On Behalf of | Nov 20, 2019 | Traffic Violations

Distracted driving accounts for all too many car accidents. And sitting right in your pocket or the cup holder in your car is one of the biggest distractions — your cell phone. Even a seconds-long glance down at your phone can have catastrophic consequences.

Texting and driving now considered a moving violation

Illinois lawmakers have tightened the reigns on phone use while driving in an effort to minimize distracted driving and the consequences it can have.

Before August 2019, the use of cell phones while driving was still illegal in the state of Illinois. However, the law did not classify these instances as moving violations, making the penalties less harsh. Now, using a non-hands-free device while driving can result in fines for the driver:

  • $75 for a first offense
  • $100 for a second offense
  • $125 for a third offense
  • $150 for a fourth offense

Additionally, any driver who receives three moving violations within the span of a year will get their driver’s license suspended.

Greater consequences result in greater penalties

Unfortunately, cell phone use while driving can lead to serious injury, and sometimes even death. Each day, distracted driving accounts for more than 1,000 injuries. And the penalties for causing bodily harm will now result in harsher penalties for the driver.

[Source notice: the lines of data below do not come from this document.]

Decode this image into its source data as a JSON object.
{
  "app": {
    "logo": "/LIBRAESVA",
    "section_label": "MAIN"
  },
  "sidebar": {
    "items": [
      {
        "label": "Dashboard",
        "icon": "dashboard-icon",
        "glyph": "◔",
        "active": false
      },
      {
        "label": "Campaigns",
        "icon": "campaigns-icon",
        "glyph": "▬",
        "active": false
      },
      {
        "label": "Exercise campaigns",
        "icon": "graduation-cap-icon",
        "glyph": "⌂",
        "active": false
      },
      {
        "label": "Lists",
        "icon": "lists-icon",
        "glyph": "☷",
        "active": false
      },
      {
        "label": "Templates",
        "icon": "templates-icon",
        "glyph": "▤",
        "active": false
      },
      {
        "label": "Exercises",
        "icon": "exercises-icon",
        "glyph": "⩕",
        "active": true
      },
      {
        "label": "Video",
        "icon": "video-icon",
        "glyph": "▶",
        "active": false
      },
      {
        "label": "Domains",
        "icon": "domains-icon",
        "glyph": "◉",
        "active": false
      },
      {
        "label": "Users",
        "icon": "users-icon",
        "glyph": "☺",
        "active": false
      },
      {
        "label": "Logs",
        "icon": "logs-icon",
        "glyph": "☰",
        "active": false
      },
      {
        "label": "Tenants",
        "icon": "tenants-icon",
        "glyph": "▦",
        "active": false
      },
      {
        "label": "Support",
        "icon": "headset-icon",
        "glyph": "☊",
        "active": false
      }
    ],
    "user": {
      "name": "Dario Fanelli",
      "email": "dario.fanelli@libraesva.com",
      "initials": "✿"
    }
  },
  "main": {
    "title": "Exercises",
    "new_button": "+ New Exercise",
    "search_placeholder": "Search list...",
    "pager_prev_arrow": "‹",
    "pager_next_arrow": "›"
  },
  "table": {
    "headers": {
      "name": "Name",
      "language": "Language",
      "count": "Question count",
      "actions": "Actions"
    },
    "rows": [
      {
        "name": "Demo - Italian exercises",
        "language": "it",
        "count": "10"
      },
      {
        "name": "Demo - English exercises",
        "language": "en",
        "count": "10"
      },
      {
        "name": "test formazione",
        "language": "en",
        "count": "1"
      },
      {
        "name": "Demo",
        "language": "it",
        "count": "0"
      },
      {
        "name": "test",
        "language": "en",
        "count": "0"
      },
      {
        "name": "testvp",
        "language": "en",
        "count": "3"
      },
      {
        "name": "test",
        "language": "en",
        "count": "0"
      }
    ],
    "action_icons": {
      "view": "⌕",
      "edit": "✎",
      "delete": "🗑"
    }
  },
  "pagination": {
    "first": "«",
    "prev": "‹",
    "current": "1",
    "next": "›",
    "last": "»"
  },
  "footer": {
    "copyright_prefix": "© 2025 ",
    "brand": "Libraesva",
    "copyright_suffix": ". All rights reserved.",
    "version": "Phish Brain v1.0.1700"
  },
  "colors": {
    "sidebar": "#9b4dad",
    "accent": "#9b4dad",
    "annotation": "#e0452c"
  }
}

Along with the new moving violation fines, drivers who cause injury because of cell phone use will now face what law enforcement calls aggravated use of an electronic communication device charges. Incidents that result in injury, permanent disability or disfigurement fall under a Class A misdemeanor charge. In the unfortunate event of death, the driver will face Class 4 felony charges.

Improving road safety

Although the consequences of using your cell phone while driving may seem harsh, its nothing compared to the price that a serious car accident might cost you. These laws are in place not to scare Illinois drivers, but to make roads a safer place for all who share them.